In this environment, stakeholders are ready to work together to move the US market forward—and there is some benefit to industry not looking at the federal government as a white knight. This can direct focus toward coming up with innovative solutions to challenges like developing business models for the needed public fast charging infrastructure, managing spikes in electricity load, recognizing the potential for demand charges, and educating consumers about EVs in a compelling way, to name a few. If the federal government continues to play a role, that will be a bonus to any industry efforts, but industry seems prepared to take action regardless.

 

Companies Aim to Fast Track Ultrafast EV Charging

— January 31, 2017

The fast charging of EVs at power levels surpassing 350 kW is quickly moving from concept to reality. In 2016, momentum accelerated for developing solutions that can charge a battery electric vehicle (BEV) to 80% capacity in 5 to 10 minutes, and 2017 will see the first solutions available. Many automakers are excited about the potential for closing the gap between electric and gasoline refueling, though there is currently no definitive standard or available light duty vehicle charging at 350 kW or higher.

At January’s Consumer Electronics Show, EV charging company ChargePoint unveiled the ChargePoint Express Plus, a modular charging system that can be upgraded to higher power levels over time, up to a maximum of 400 kW. Power to multiple charging stations are provided by ChargePoint-designed Power Cubes, which offer up to 500 kW of direct current (DC) output and can be coupled with other Cubes to accommodate more charging stations at a single location.
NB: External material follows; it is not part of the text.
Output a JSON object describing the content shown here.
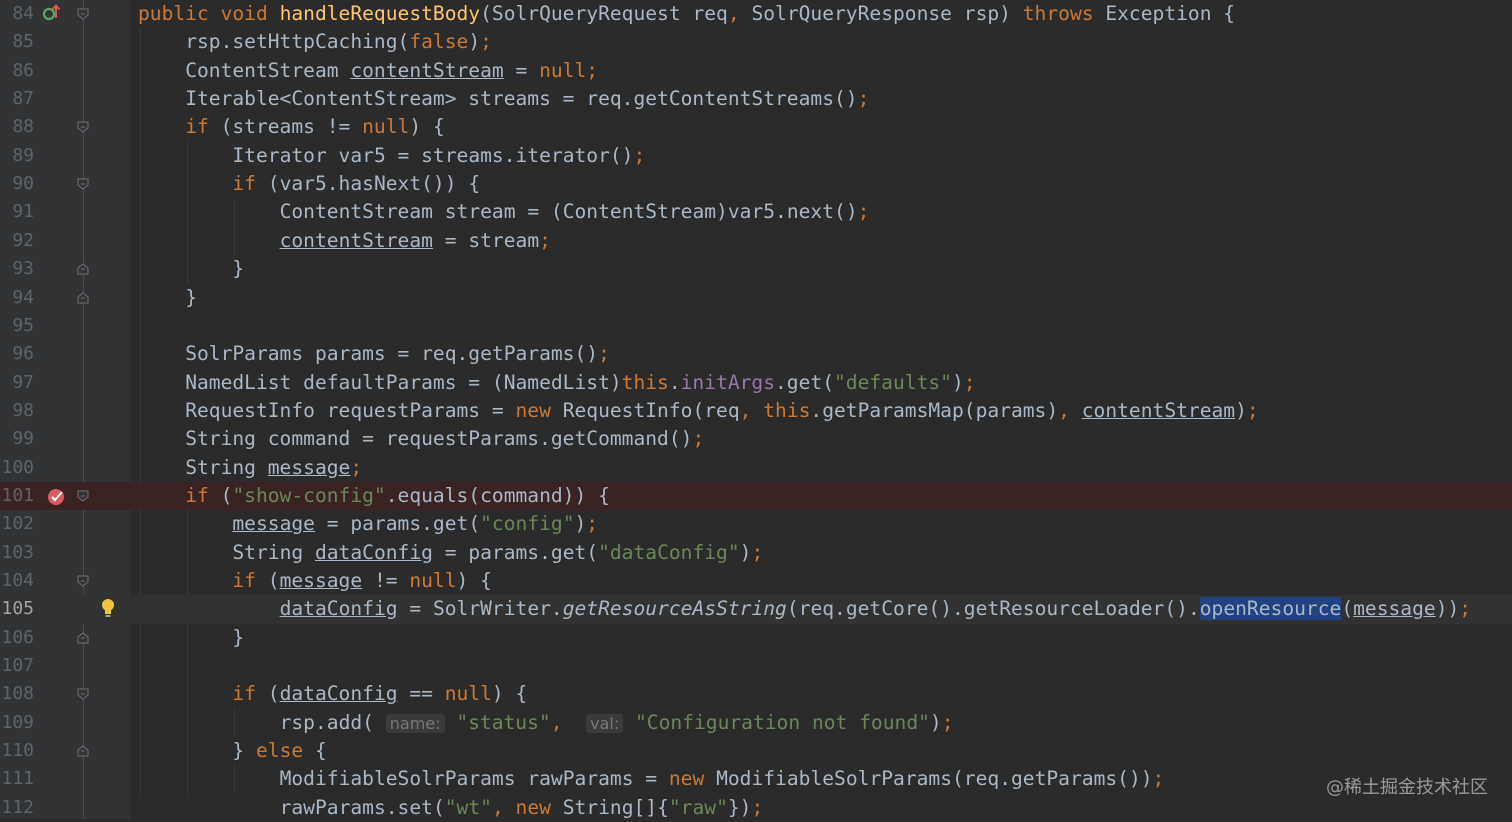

According to the company, power can be distributed to up to four charging stations from a single Power Cube, and power output is dynamically distributed to the vehicles being charged.

ChargePoint Express charging stations will be constructed of multiple Power Modules that deliver up to 31.25 kW of power each, a unique approach for future-proofing charging stations. ChargePoint says the systems will be available in July 2017.

ChargePoint Express Plus

(Source: ChargePoint)

Last November, several automakers announced plans to co-develop a fast charging network in Europe that will provide 350 kW charging. Just a few weeks later, Energy company Enel joined with Verbund, Renault, Volkswagen, Nissan, and BMW in announcing EVA+, a fast charging network connecting Italy and Austria that will enable BEVs to be charged in 20 minutes. Never one to be upstaged, Elon Musk tweeted in December that Tesla Motors would be adding capabilities to the SuperCharger network to surpass 350 kW of power delivery for its proprietary network.

With the knowledge that BEVs are being developed with much faster charging capabilities, companies considering adding DC fast charging stations are now challenged on how to future-proof their investments. The tradeoff is between keeping the not inconsequential cost of offering DC fast charging under control today while preventing the sites from having to undergo costly increases in power delivery from the utility and having to replace the existing equipment in future years.

Companies investing in 350 kW fast charging stations today are hard pressed to get payback in electricity sales within 3-5 years, so to ask them to make ready a location with distribution equipment and capacity for up to 1 GW of EV charging is a tall order. Site hosts anticipating the ultrafast future of charging will also need to work with utilities to identify locations where they will not be disrupting the distribution grid.